Members of the AΩA Class of 2021 are: Tess Allan, Michael Andersen, SB’15, Stephanie Bi, AB’16, Jeffrey Bunker, PhD’18, David Cook, Nicole Dussault, SM’20, Phillip Hsu, PhD’18, Ryan Judd, Gena Lenti, Seán Lyne, Robert Nolan, Christianah Ogunleye, Mikhail Pakvasa, Emily Papazian, Ramya Parameswaran, PhD’18, Anastasia Piersa, Kellie Schueler, Nichole Smith, Jasmine Tzeggai and Benjamin Yang.
Each AΩA class recognizes alumni, faculty and housestaff with election to the Illinois Beta Chapter (University of Chicago). Alumni are elected based on leadership and accomplishments, and are not eligible until 10 years after graduation. Faculty are elected based on demonstrated commitment to scholarly excellence and medical education. Residents and fellows are elected based on achievement, promise and mentorship qualities.
The 2021 honorees are:
Alumnus: John Blair, MD’03, Assistant Professor, Department of Medicine.
Faculty: Kamala Gullapalli Cotts, MD, Associate Professor, Department of Medicine, and Sonia Oyola, MD, Assistant Professor, Department of Family Medicine.
Housestaff: Dany Accilien, MD, Chief Resident in emergency medicine; Shirlene Obuobi, MD’18, and Ben Vasquez, MD, internal medicine residents.
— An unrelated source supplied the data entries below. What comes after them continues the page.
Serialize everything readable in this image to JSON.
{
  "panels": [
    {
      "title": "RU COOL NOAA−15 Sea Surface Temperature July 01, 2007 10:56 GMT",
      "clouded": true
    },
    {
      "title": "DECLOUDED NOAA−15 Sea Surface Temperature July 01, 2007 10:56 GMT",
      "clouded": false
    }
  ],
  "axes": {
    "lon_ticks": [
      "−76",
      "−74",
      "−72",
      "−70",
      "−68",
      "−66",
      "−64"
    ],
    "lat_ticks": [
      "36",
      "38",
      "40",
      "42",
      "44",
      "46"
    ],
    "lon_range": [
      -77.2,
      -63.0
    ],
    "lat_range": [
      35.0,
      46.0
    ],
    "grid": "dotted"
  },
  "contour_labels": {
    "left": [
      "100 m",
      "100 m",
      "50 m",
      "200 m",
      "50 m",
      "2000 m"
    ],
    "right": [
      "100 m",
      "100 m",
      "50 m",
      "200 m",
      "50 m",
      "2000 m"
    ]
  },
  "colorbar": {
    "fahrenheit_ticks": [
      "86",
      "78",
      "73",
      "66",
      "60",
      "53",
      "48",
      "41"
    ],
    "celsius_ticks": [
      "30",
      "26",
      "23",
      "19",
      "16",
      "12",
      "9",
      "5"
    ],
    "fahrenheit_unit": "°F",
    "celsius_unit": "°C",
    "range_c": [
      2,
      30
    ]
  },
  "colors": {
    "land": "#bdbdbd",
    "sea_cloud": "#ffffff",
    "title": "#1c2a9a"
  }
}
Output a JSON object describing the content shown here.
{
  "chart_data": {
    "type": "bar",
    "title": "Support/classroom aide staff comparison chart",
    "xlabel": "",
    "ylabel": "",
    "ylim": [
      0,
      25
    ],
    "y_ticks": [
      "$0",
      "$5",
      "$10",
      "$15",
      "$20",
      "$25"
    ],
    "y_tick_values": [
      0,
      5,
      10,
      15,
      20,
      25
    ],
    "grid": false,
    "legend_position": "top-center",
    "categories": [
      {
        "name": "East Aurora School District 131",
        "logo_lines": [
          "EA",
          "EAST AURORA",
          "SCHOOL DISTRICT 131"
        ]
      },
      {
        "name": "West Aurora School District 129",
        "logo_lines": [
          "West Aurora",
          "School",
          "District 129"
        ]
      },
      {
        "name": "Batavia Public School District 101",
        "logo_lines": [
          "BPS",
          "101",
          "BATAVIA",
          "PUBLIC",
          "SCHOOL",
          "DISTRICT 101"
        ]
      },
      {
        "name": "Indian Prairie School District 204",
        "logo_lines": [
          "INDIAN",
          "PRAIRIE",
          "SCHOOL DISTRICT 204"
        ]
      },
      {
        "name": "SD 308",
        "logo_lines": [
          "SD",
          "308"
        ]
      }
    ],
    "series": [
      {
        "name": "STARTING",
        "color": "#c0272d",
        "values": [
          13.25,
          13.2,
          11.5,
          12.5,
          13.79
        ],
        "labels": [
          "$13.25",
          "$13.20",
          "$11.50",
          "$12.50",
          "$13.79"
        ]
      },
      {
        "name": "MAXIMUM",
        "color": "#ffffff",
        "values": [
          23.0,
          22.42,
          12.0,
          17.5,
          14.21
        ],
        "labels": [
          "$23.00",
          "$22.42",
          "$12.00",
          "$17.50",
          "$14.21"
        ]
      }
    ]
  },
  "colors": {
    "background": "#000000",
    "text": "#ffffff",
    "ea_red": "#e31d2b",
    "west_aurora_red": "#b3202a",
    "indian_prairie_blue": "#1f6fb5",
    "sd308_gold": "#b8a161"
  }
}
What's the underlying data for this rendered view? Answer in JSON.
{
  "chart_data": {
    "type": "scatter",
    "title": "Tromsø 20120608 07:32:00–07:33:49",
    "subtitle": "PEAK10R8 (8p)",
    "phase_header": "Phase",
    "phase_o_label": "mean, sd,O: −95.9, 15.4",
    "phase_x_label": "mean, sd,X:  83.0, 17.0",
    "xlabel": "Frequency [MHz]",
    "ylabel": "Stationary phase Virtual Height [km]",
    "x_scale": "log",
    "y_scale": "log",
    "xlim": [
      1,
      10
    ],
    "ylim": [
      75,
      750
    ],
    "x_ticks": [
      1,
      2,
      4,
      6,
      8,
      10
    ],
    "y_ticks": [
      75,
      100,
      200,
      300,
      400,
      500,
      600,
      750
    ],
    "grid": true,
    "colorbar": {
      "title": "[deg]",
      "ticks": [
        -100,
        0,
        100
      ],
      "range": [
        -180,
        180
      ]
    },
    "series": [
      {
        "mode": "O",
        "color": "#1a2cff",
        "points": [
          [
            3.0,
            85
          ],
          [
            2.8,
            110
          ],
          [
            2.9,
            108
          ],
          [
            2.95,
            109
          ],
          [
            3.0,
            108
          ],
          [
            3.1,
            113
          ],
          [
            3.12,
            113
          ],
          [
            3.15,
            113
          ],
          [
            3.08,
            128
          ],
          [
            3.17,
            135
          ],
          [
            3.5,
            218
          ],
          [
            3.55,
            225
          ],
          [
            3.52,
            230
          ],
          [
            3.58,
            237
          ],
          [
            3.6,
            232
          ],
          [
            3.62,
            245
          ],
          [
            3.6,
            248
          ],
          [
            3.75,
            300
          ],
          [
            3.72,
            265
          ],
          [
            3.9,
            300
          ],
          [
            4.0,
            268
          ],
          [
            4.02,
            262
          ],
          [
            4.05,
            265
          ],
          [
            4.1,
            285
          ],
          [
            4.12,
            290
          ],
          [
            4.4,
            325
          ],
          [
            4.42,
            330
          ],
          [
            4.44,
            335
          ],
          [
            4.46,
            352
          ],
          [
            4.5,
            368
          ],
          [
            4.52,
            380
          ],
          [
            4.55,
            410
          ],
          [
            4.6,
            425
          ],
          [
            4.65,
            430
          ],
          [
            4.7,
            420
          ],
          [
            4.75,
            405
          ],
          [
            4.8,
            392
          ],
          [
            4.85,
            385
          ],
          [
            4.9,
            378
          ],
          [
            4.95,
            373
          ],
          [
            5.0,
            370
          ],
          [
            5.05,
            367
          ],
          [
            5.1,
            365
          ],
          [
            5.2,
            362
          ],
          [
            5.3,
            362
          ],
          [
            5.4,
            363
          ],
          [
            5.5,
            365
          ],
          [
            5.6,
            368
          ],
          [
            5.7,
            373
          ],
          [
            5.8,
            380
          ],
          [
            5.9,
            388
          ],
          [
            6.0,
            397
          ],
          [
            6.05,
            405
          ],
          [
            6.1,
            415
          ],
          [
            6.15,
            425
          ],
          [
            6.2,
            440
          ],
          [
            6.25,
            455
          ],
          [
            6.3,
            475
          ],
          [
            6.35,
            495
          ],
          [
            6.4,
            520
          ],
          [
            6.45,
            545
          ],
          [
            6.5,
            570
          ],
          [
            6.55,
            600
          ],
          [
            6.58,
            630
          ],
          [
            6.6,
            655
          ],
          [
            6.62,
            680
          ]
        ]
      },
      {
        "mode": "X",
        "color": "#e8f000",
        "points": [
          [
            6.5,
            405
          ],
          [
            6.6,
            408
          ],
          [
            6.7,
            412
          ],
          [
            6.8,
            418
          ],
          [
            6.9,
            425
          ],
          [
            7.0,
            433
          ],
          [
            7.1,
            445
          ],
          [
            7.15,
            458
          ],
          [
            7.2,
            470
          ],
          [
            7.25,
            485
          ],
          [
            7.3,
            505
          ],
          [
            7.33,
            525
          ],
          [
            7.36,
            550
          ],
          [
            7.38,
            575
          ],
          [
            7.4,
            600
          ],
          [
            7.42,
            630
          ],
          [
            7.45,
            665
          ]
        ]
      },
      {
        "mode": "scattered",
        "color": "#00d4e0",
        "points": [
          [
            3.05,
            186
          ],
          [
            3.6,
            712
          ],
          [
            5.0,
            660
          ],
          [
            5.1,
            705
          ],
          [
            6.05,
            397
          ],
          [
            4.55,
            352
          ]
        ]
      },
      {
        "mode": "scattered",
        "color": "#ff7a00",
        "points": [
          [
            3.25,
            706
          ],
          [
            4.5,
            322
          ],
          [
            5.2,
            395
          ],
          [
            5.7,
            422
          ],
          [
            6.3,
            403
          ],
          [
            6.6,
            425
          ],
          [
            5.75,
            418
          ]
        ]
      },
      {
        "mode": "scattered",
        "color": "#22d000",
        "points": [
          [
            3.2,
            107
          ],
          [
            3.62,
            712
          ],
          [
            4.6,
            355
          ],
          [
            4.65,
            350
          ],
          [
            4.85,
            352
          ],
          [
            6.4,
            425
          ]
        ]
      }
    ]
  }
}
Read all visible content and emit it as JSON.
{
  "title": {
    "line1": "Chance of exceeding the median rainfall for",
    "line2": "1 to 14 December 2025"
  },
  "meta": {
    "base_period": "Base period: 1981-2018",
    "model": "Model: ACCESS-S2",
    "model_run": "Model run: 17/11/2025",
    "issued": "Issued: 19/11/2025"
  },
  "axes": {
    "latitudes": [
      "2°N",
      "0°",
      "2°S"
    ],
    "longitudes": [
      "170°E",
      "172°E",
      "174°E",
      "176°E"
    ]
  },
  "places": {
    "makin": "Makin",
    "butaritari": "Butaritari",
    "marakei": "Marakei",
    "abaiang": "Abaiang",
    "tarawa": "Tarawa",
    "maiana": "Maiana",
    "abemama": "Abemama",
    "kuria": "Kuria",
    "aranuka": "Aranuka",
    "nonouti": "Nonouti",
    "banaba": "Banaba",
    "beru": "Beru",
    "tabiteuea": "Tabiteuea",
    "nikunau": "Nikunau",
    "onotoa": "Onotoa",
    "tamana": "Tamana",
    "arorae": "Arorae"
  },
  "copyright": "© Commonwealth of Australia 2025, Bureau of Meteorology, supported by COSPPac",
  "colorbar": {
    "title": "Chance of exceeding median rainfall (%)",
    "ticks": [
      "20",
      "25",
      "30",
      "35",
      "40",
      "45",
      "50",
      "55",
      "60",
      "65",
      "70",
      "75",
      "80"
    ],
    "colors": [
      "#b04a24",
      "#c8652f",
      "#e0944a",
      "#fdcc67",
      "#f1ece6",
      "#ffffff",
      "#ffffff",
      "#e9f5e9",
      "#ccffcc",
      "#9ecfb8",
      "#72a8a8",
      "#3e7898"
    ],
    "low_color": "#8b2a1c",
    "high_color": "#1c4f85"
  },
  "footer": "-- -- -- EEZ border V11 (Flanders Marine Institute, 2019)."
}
Aimee Crow, MD, pediatric hospitalist at Evanston Hospital, part of the NorthShore University HealthSystem, and senior clinician educator for the Pritzker School of Medicine, received the Volunteer Clinical Faculty Award, which recognizes a community physician who contributes with distinction to the education and training of medical students.
Members of the Alpha Omega Alpha Class of 2021 participate virtually in the induction ceremony.